As Jason Belmonte relinquishes a blissful summer in Australia, where his wife and four children reside, for a wintry month in the American Midwest, it’s fair to wonder what makes it all worthwhile for the 39-year-old.

In 2019, he won the tenth and 11th major titles of his career, surpassing Pete Weber and Earl Anthony for the PBA’s all-time record. A year later, Belmonte won the U.S. Open, the lone major he had yet to conquer. He became the second player to complete the Super Slam, winning all five major championships.

His season-opening win at the 2022 Players Championship, upping his career total to 14 major victories, catapulted another Player of the Year campaign. That marked his seventh such honor of his career, all in the past decade, etching his name alongside Walter Ray Williams Jr. as the only seven-time winners in PBA history.

Williams still owns the record with 47 Tour titles, but beyond that, what’s left to chase? Belmonte said he’s been asked that very question for more than three years.

“I've heard people say to me, ‘Now that you've done that, what's next?’” Belmonte said. “Nothing. It’s the same, like I'm not done with just beating the record. I want to get to double; I want to get to 20.

“I've got bigger goals than the ones that were laid in front of me. I've got out-of-your-mind goals.”

One of those ambitions begins this week at the U.S. Open presented by Go Bowling! With a win, Belmonte would hold multiple titles at every major championship.

Mike Aulby is the only other player to have completed the Super Slam, enjoying nearly 25 years by himself at the mountaintop before Belmonte joined him in 2020. Now, the Indianapolis native could witness the two-handed sensation ascend to a new zenith in his own backyard.

“It's unbelievable, unfathomable,” Aulby said. “But it's Belmo — that's what he does. He does things that nobody ever thinks of.”

In past seasons, Belmonte said, he’d prefer to spend a few weeks in the United States acclimating before such a prodigious tournament.
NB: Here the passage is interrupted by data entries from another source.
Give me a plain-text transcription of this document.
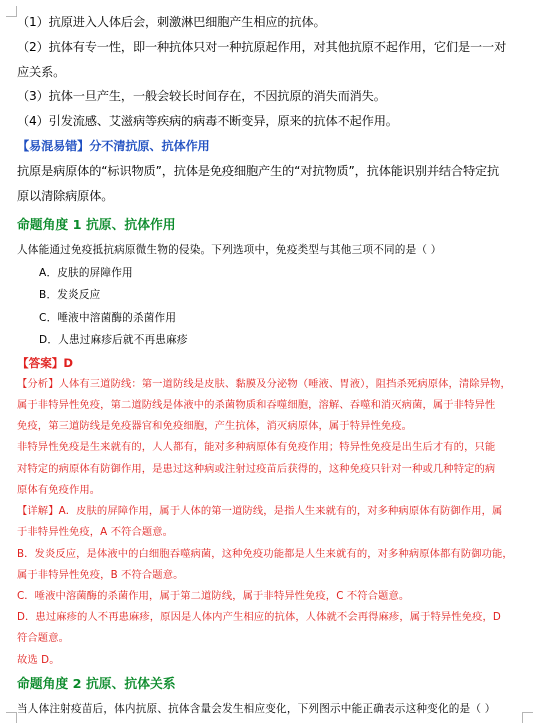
（1）抗原进入人体后会，刺激淋巴细胞产生相应的抗体。

（2）抗体有专一性，即一种抗体只对一种抗原起作用，对其他抗原不起作用，它们是一一对

应关系。

（3）抗体一旦产生，一般会较长时间存在，不因抗原的消失而消失。

（4）引发流感、艾滋病等疾病的病毒不断变异，原来的抗体不起作用。

【易混易错】分不清抗原、抗体作用

抗原是病原体的“标识物质”，抗体是免疫细胞产生的“对抗物质”，抗体能识别并结合特定抗

原以清除病原体。

命题角度 1 抗原、抗体作用

人体能通过免疫抵抗病原微生物的侵染。下列选项中，免疫类型与其他三项不同的是（ ）

A．皮肤的屏障作用

B．发炎反应

C．唾液中溶菌酶的杀菌作用

D．人患过麻疹后就不再患麻疹

【答案】D

【分析】人体有三道防线：第一道防线是皮肤、黏膜及分泌物（唾液、胃液），阻挡杀死病原体，清除异物，

属于非特异性免疫，第二道防线是体液中的杀菌物质和吞噬细胞，溶解、吞噬和消灭病菌，属于非特异性

免疫，第三道防线是免疫器官和免疫细胞，产生抗体，消灭病原体，属于特异性免疫。

非特异性免疫是生来就有的，人人都有，能对多种病原体有免疫作用；特异性免疫是出生后才有的，只能

对特定的病原体有防御作用，是患过这种病或注射过疫苗后获得的，这种免疫只针对一种或几种特定的病

原体有免疫作用。

【详解】A．皮肤的屏障作用，属于人体的第一道防线，是指人生来就有的，对多种病原体有防御作用，属

于非特异性免疫，A 不符合题意。

B．发炎反应，是体液中的白细胞吞噬病菌，这种免疫功能都是人生来就有的，对多种病原体都有防御功能，

属于非特异性免疫，B 不符合题意。

C．唾液中溶菌酶的杀菌作用，属于第二道防线，属于非特异性免疫，C 不符合题意。

D．患过麻疹的人不再患麻疹，原因是人体内产生相应的抗体，人体就不会再得麻疹，属于特异性免疫，D

符合题意。

故选 D。

命题角度 2 抗原、抗体关系

当人体注射疫苗后，体内抗原、抗体含量会发生相应变化，下列图示中能正确表示这种变化的是（ ）
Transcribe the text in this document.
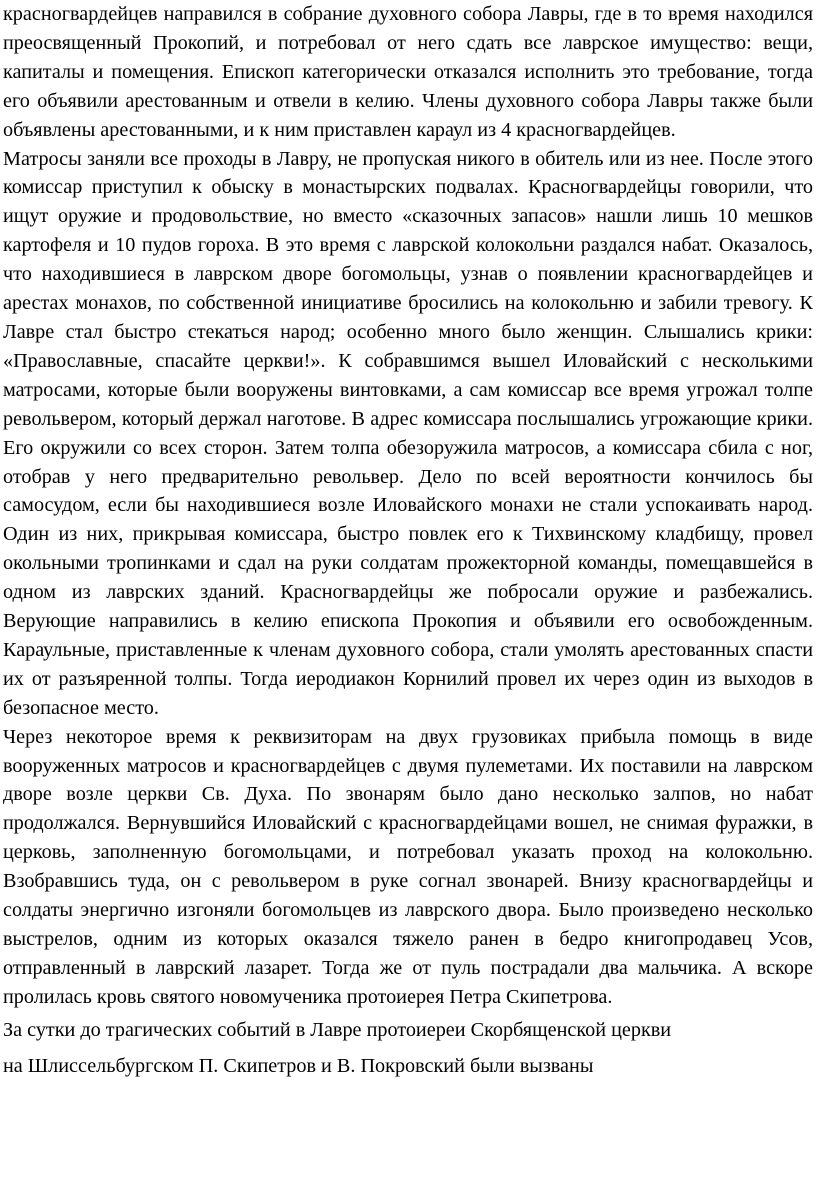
красногвардейцев направился в собрание духовного собора Лавры, где в то время находился преосвященный Прокопий, и потребовал от него сдать все лаврское имущество: вещи, капиталы и помещения. Епископ категорически отказался исполнить это требование, тогда его объявили арестованным и отвели в келию. Члены духовного собора Лавры также были объявлены арестованными, и к ним приставлен караул из 4 красногвардейцев.

Матросы заняли все проходы в Лавру, не пропуская никого в обитель или из нее. После этого комиссар приступил к обыску в монастырских подвалах. Красногвардейцы говорили, что ищут оружие и продовольствие, но вместо «сказочных запасов» нашли лишь 10 мешков картофеля и 10 пудов гороха. В это время с лаврской колокольни раздался набат. Оказалось, что находившиеся в лаврском дворе богомольцы, узнав о появлении красногвардейцев и арестах монахов, по собственной инициативе бросились на колокольню и забили тревогу. К Лавре стал быстро стекаться народ; особенно много было женщин. Слышались крики: «Православные, спасайте церкви!». К собравшимся вышел Иловайский с несколькими матросами, которые были вооружены винтовками, а сам комиссар все время угрожал толпе револьвером, который держал наготове. В адрес комиссара послышались угрожающие крики. Его окружили со всех сторон. Затем толпа обезоружила матросов, а комиссара сбила с ног, отобрав у него предварительно револьвер. Дело по всей вероятности кончилось бы самосудом, если бы находившиеся возле Иловайского монахи не стали успокаивать народ. Один из них, прикрывая комиссара, быстро повлек его к Тихвинскому кладбищу, провел окольными тропинками и сдал на руки солдатам прожекторной команды, помещавшейся в одном из лаврских зданий. Красногвардейцы же побросали оружие и разбежались. Верующие направились в келию епископа Прокопия и объявили его освобожденным. Караульные, приставленные к членам духовного собора, стали умолять арестованных спасти их от разъяренной толпы. Тогда иеродиакон Корнилий провел их через один из выходов в безопасное место.

Через некоторое время к реквизиторам на двух грузовиках прибыла помощь в виде вооруженных матросов и красногвардейцев с двумя пулеметами. Их поставили на лаврском дворе возле церкви Св. Духа. По звонарям было дано несколько залпов, но набат продолжался. Вернувшийся Иловайский с красногвардейцами вошел, не снимая фуражки, в церковь, заполненную богомольцами, и потребовал указать проход на колокольню. Взобравшись туда, он с револьвером в руке согнал звонарей. Внизу красногвардейцы и солдаты энергично изгоняли богомольцев из лаврского двора. Было произведено несколько выстрелов, одним из которых оказался тяжело ранен в бедро книгопродавец Усов, отправленный в лаврский лазарет. Тогда же от пуль пострадали два мальчика. А вскоре пролилась кровь святого новомученика протоиерея Петра Скипетрова.

За сутки до трагических событий в Лавре протоиереи Скорбященской церкви

на Шлиссельбургском П. Скипетров и В. Покровский были вызваны
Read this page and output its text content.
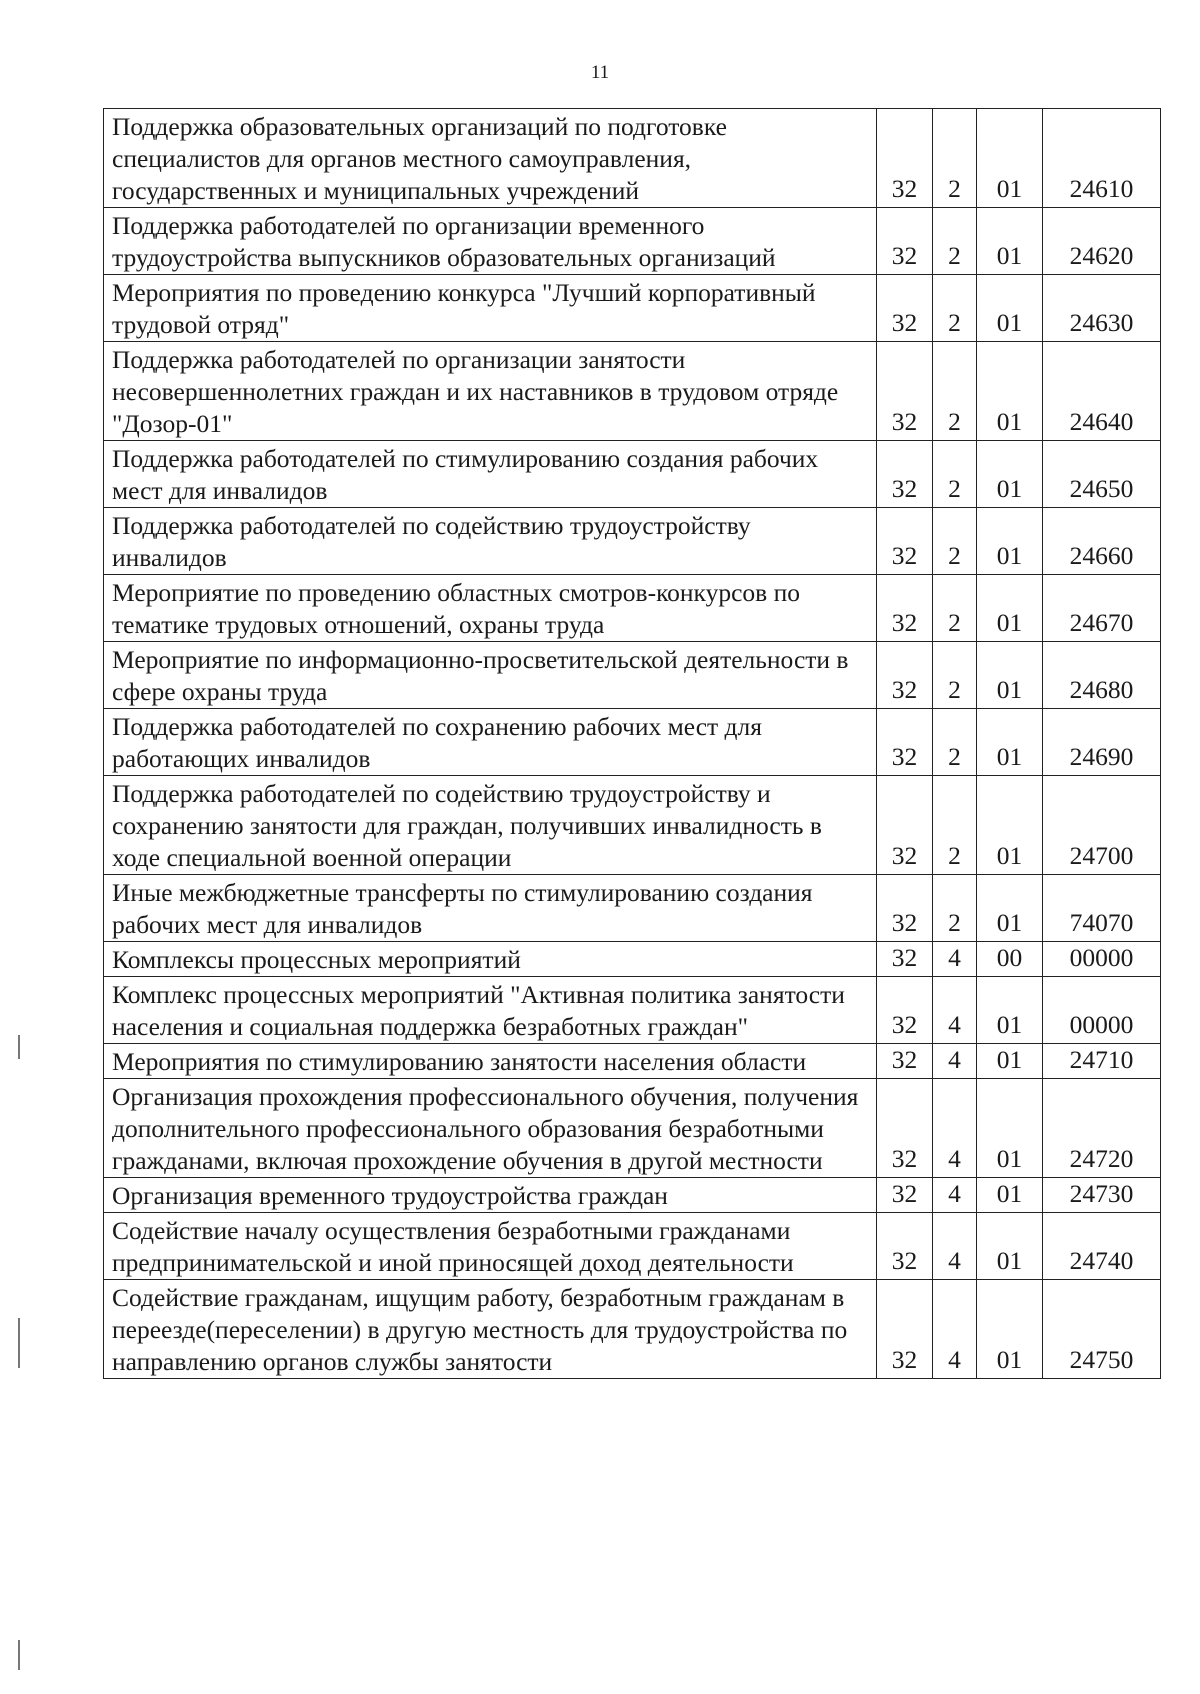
11
Поддержка образовательных организаций по подготовке специалистов для органов местного самоуправления, государственных и муниципальных учреждений	32	2	01	24610
Поддержка работодателей по организации временного трудоустройства выпускников образовательных организаций	32	2	01	24620
Мероприятия по проведению конкурса "Лучший корпоративный трудовой отряд"	32	2	01	24630
Поддержка работодателей по организации занятости несовершеннолетних граждан и их наставников в трудовом отряде "Дозор-01"	32	2	01	24640
Поддержка работодателей по стимулированию создания рабочих мест для инвалидов	32	2	01	24650
Поддержка работодателей по содействию трудоустройству инвалидов	32	2	01	24660
Мероприятие по проведению областных смотров-конкурсов по тематике трудовых отношений, охраны труда	32	2	01	24670
Мероприятие по информационно-просветительской деятельности в сфере охраны труда	32	2	01	24680
Поддержка работодателей по сохранению рабочих мест для работающих инвалидов	32	2	01	24690
Поддержка работодателей по содействию трудоустройству и сохранению занятости для граждан, получивших инвалидность в ходе специальной военной операции	32	2	01	24700
Иные межбюджетные трансферты по стимулированию создания рабочих мест для инвалидов	32	2	01	74070
Комплексы процессных мероприятий	32	4	00	00000
Комплекс процессных мероприятий "Активная политика занятости населения и социальная поддержка безработных граждан"	32	4	01	00000
Мероприятия по стимулированию занятости населения области	32	4	01	24710
Организация прохождения профессионального обучения, получения дополнительного профессионального образования безработными гражданами, включая прохождение обучения в другой местности	32	4	01	24720
Организация временного трудоустройства граждан	32	4	01	24730
Содействие началу осуществления безработными гражданами предпринимательской и иной приносящей доход деятельности	32	4	01	24740
Содействие гражданам, ищущим работу, безработным гражданам в переезде(переселении) в другую местность для трудоустройства по направлению органов службы занятости	32	4	01	24750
But after last year’s win in the season-opener, he said he feels more relaxed about competing straight out of the gate.

In fact, he’s already gazing beyond the horizon.

“Eventually, if I can win (the U.S. Open) a third time, then I will have won the Super Slam three times over,” said Belmonte, who owns at least three wins at each of the four other majors. “That’s something that would mean a lot to me because it’s having a dominance in the major championships unlike anyone has ever done before.

The U.S. Open may be the tournament that checks the most boxes off for Belmonte, but perhaps it’s the season as a whole that presents the grandest opportunity.

This season, he’s pursuing a potential eighth Player of the Year honor, an achievement that would place him in rarefied air. Beyond surpassing Williams, the athletes with eight or more equivalent honors can be counted on one hand.

Tiger Woods owns 11 Jack Nicklaus Awards for PGA TOUR Player of the Year. Wayne Gretzky won all nine of his NHL MVP awards in a 10-year span during the 1980s.

Steffi Graf won eight Women's Tennis Association Player of the Year awards; Serena Williams only won seven.

Those are the names Belmonte is approaching. But those aren’t the names who drive him, the ones who push him to spend an afternoon practicing at the lanes instead exploring the Outback.

 

Anthony Simonsen and Jason Belmonte faced off on two consecutive nights at the 2022 PBA World Series of Bowling.

Though Belmonte said he still considers Williams to be the best ever, his current motivator isn’t anyone in front of him. It’s the ones chasing him, specifically EJ Tackett and Anthony Simonsen.

“For a long time, EJ has been a motivator of mine,” Belmonte said. “And then Anthony gets involved (in 2015-16), and now you’ve got two people who are really gunning for you in particular.

“It makes you work even harder and focus even more because you’ve got to look over both shoulders now.”

Tackett, 30, has two wins and five runner-up finishes in majors. He blew the doors off last year’s U.S. Open, leading by 502 pins, before Simonsen knocked him off in the title match. Belmonte finished third.

Simonsen perhaps carries a more haunting presence, as he just completed his 26th trip around the sun. Belmonte won his first major at 28; Simonsen already has four, boasting an unprecedented track record in majors.

“I link the three of us to something along the lines of a Roger Federer, Rafael Nadal and Novak Djokovic kind of trio,” Belmonte said. “On any given day, all three of us can win against each other. And consistently through the season, it definitely appears that the three of us tend to be higher in the standings.”

Because of those two, Belmonte’s records — both the ones he’s shattered and the ones he’s invented — don’t feel safe.

“My job is to make them chase my legacy and career as hard as possible,” Belmonte said. “That's my job.”